Delay in actual start time in log and when the log was received.

[browneyedleagh]

I had an issue similar to this with an older version of this script. I recently downloaded the incapsula-logs-downloader-release-3.0.0-beta for Imperva Attack Analytics. The script is working but the start time in the log is no where close to the time we received the log. Example: I received a log at 10:12 am but the logs start=1697541196914 (6:13 am) which is a 4 hr difference. Is there any way to resolve this?

[joeymoore]

Sorry @browneyedleagh, I'm not sure that this is a downloader issue as much as how long the AA log takes to populate and or what the max time/size on the log is set to. I will as the PM and see if we can get some more details around this. Do you have a lot of event in the log or is it rather small?

[G4fanhoto]

I also have the same problem, I'm always 2 days late compared to the current log, and I'm running the new script

[browneyedleagh]

Thanks for response. The logs are about 800 bytes.Sent from my iPhoneOn Oct 17, 2023, at 10:44 PM, Joe Moore @.***> wrote: Sorry @browneyedleagh, I'm not sure that this is a downloader issue as much as how long the AA log takes to populate and or what the max time/size on the log is set to. I will as the PM and see if we can get some more details around this. Do you have a lot of event in the log or is it rather small?

—Reply to this email directly, view it on GitHub, or unsubscribe.You are receiving this because you were mentioned.Message ID: @.***>

[joeymoore]

Thanks @browneyedleagh, I did reach out to PM and we are concerned if there is a 4 hour delay in the logs however they would like to confirm that this is not a timezone issue. The logs are in UTC and wondering if this offset is not accounted for. Please let me know and I will convey your message to PM and have them investigate if there is still an issue.

[browneyedleagh]

Ahhhhh… that would be our issue I believe!  Thank you for the clarification 11:15 AM, Joe Moore @.***> wrote: Thanks @browneyedleagh, I did reach out to PM and we are concerned if there is a 4 hour delay in the logs however they would like to confirm that this is not a timezone issue. The logs are in UTC and wondering if this offset is not accounted for. Please let me know and I will convey your message to PM and have them investigate if there is still an issue.

—Reply to this email directly, view it on GitHub, or unsubscribe.You are receiving this because you were mentioned.Message ID: @.***>

[mzairza]

Ahhhhh… that would be our issue I believe!  Thank you for the clarification 11:15 AM, Joe Moore @.> wrote: Thanks @browneyedleagh, I did reach out to PM and we are concerned if there is a 4 hour delay in the logs however they would like to confirm that this is not a timezone issue. The logs are in UTC and wondering if this offset is not accounted for. Please let me know and I will convey your message to PM and have them investigate if there is still an issue. —Reply to this email directly, view it on GitHub, or unsubscribe.You are receiving this because you were mentioned.Message ID: @.>

May I know how did you solve your issue? I have the same problem here. Log arrived at SIEM seems to have a 24 hours delay. Im using the latest log downloader script.

[amirizzatmohdunzir]

Dear @joeymoore and all, greetings.

Currently facing this issue too, we are receiving the logs only about after 12 hours than the actual start time. May i know if anyone managed to find the solution for this?

[joeymoore]

@amirizzatmohdunzir with certain high volume customers, we have seen that the downloading process is no working fast enough and to increase this, we make a small change on the LogsDownloader.py file in line 65. from pool = ThreadPool() to pool = ThreadPool(processes=16) The default amount of processes used is based on the processor and this "limits" the amount of downloader threads can be spoon off. You can increase this gradually from 8 to N or test with 16 and see if the time catches up.
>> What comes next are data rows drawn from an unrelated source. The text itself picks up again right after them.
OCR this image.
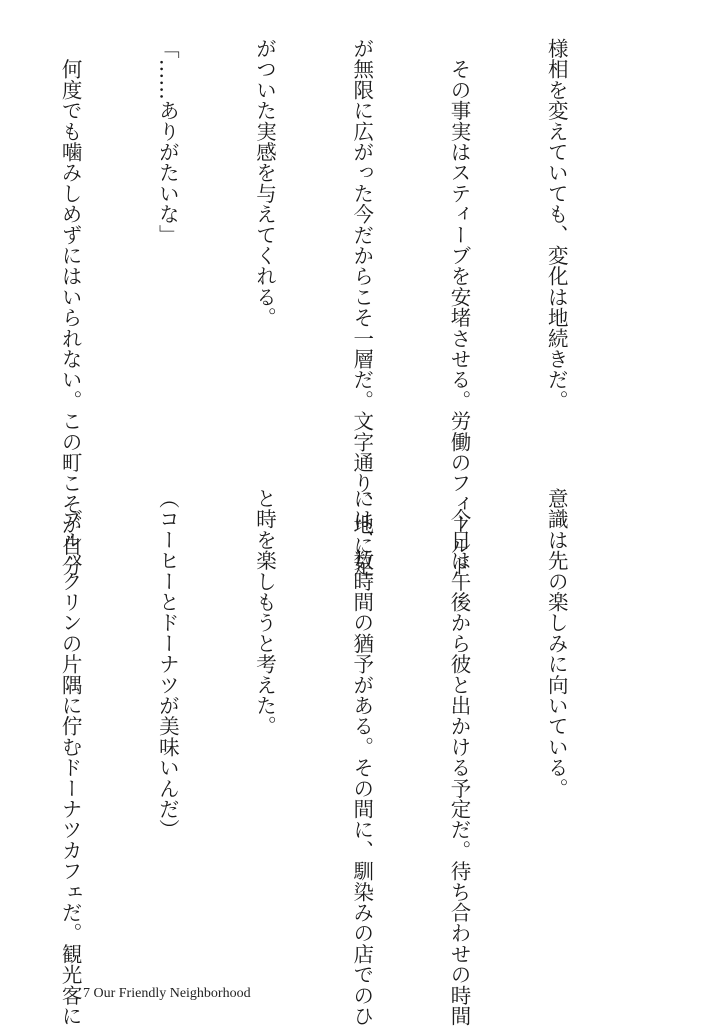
様相を変えていても、変化は地続きだ。

　その事実はスティーブを安堵させる。労働のフィールド

が無限に広がった今だからこそ一層だ。文字通り、地に足

がついた実感を与えてくれる。

「……ありがたいな」

　何度でも噛みしめずにはいられない。この町こそが自分

意識は先の楽しみに向いている。

　今日は午後から彼と出かける予定だ。待ち合わせの時間

には、数時間の猶予がある。その間に、馴染みの店でのひ

と時を楽しもうと考えた。

（コーヒーとドーナツが美味いんだ）

　ブルックリンの片隅に佇むドーナツカフェだ。観光客に

7 Our Friendly Neighborhood
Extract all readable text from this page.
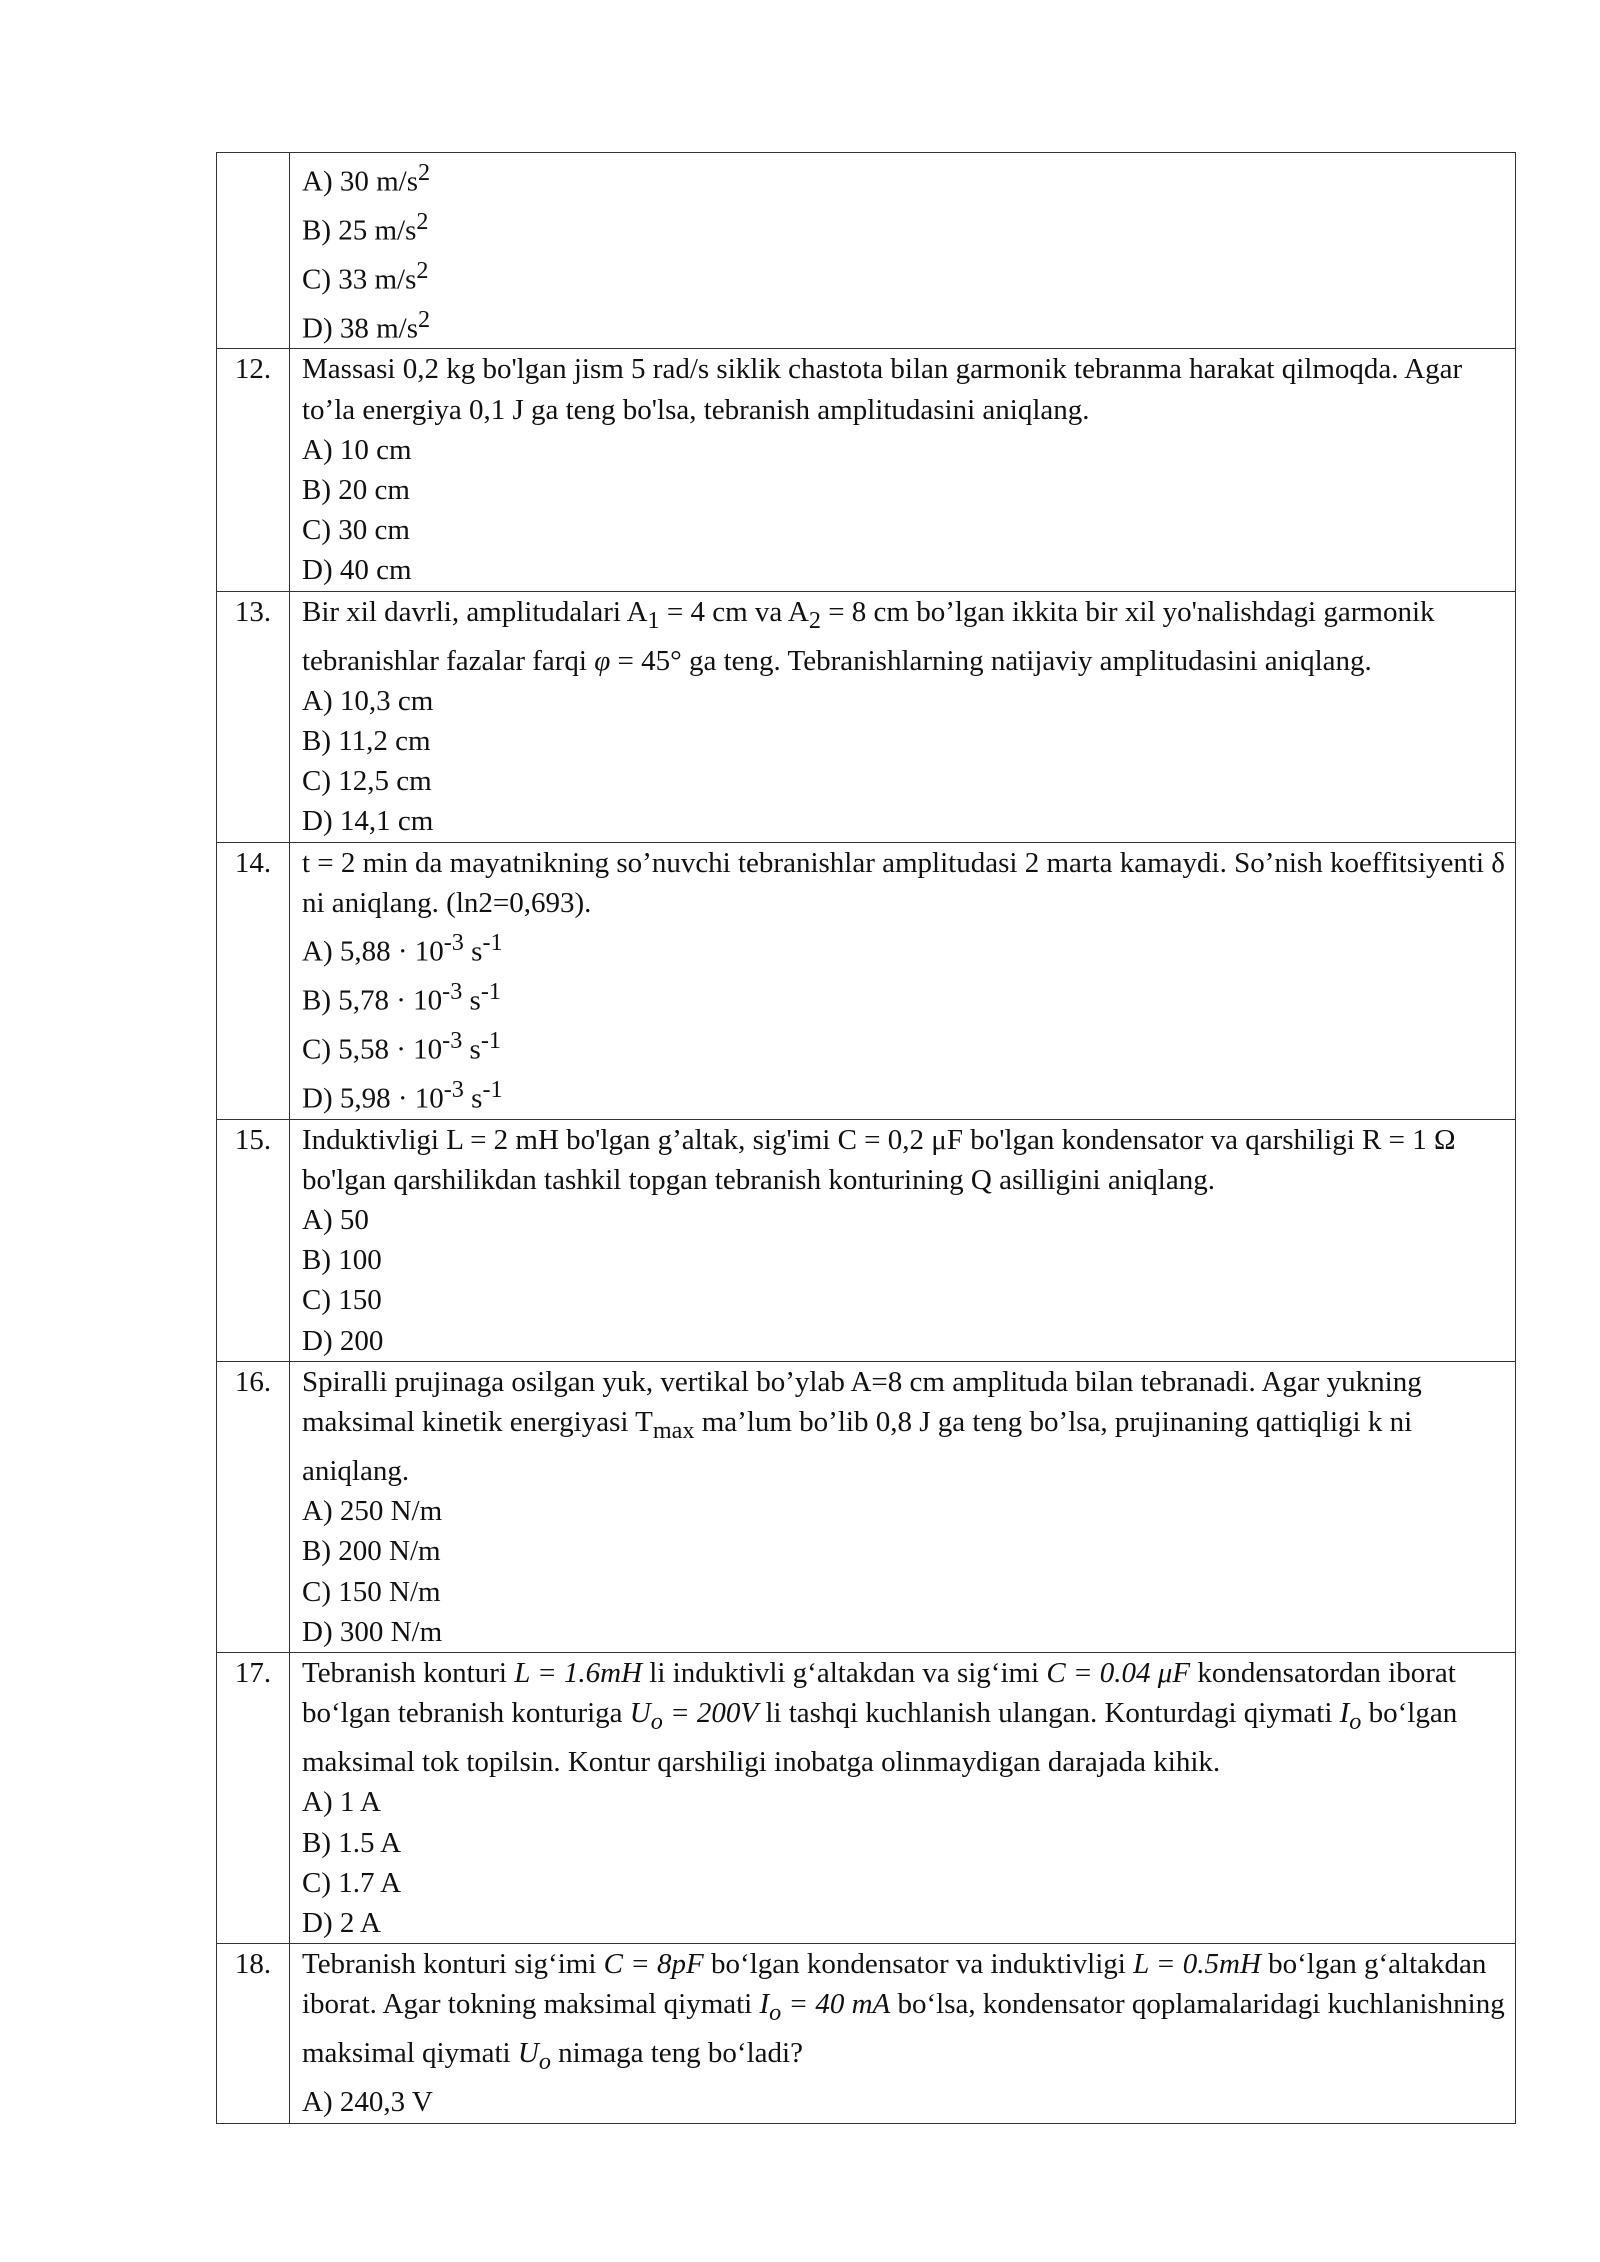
	A) 30 $m/s^2$
B) 25 $m/s^2$
C) 33 $m/s^2$
D) 38 $m/s^2$

12.	Massasi 0,2 kg bo'lgan jism 5 rad/s siklik chastota bilan garmonik tebranma harakat qilmoqda. Agar to’la energiya 0,1 J ga teng bo'lsa, tebranish amplitudasini aniqlang.
A) 10 cm
B) 20 cm
C) 30 cm
D) 40 cm

13.	Bir xil davrli, amplitudalari $A_1 = 4$ cm va $A_2 = 8$ cm bo’lgan ikkita bir xil yo'nalishdagi garmonik tebranishlar fazalar farqi φ = 45° ga teng. Tebranishlarning natijaviy amplitudasini aniqlang.
A) 10,3 cm
B) 11,2 cm
C) 12,5 cm
D) 14,1 cm

14.	t = 2 min da mayatnikning so’nuvchi tebranishlar amplitudasi 2 marta kamaydi. So’nish koeffitsiyenti δ ni aniqlang. (ln2=0,693).
A) $5,88 \cdot 10^{-3}$ $s^{-1}$
B) $5,78 \cdot 10^{-3}$ $s^{-1}$
C) $5,58 \cdot 10^{-3}$ $s^{-1}$
D) $5,98 \cdot 10^{-3}$ $s^{-1}$

15.	Induktivligi L = 2 mH bo'lgan g’altak, sig'imi C = 0,2 μF bo'lgan kondensator va qarshiligi R = 1 Ω bo'lgan qarshilikdan tashkil topgan tebranish konturining Q asilligini aniqlang.
A) 50
B) 100
C) 150
D) 200

16.	Spiralli prujinaga osilgan yuk, vertikal bo’ylab A=8 cm amplituda bilan tebranadi. Agar yukning maksimal kinetik energiyasi $T_{max}$ ma’lum bo’lib 0,8 J ga teng bo’lsa, prujinaning qattiqligi k ni aniqlang.
A) 250 N/m
B) 200 N/m
C) 150 N/m
D) 300 N/m

17.	Tebranish konturi L = 1.6mH li induktivli g‘altakdan va sig‘imi C = 0.04 μF kondensatordan iborat bo‘lgan tebranish konturiga $U_o = 200V$ li tashqi kuchlanish ulangan. Konturdagi qiymati $I_o$ bo‘lgan maksimal tok topilsin. Kontur qarshiligi inobatga olinmaydigan darajada kihik.
A) 1 A
B) 1.5 A
C) 1.7 A
D) 2 A

18.	Tebranish konturi sig‘imi C = 8pF bo‘lgan kondensator va induktivligi L = 0.5mH bo‘lgan g‘altakdan iborat. Agar tokning maksimal qiymati $I_o = 40$ mA bo‘lsa, kondensator qoplamalaridagi kuchlanishning maksimal qiymati $U_o$ nimaga teng bo‘ladi?
A) 240,3 V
Additionally, you can look where the logs are being saved on download and confirm that there are no logs in the dir. Log should come and go depending on your archiving configuration.

[amirizzatmohdunzir]

@joeymoore big thanks for the fast reply. Turns out the version that we are using now (2.2.0) does not have the line 65 mentioned in LogsDownloader.py file. We'll try to attempt in upgrading first to 2.4.0 and apply the change as needed.

Out of topic, are there any documentation that i can refer to on how to perform an upgrade?

[joeymoore]

Sorry @amirizzatmohdunzir I was under the impression that you were running the latest - albeit the versioning is not easy to track. If you clone the repo or pull the latest, you have the latest and the only doc difference is the configuration naming convention where we prepended everything with IMPERVA_ This being said, I'd recommend spinning up another instance with the new script - the will be duplicate SIEM entries until the new script catches up to the old and then keeping up will not be an issue.

Additionally, you can look at my github profile and find my email address to email me directly for help.

[amirizzatmohdunzir]

Yes @joeymoore that's what we opted for. Just build up a new one instead of upgrading. Thanks a lot for the insight!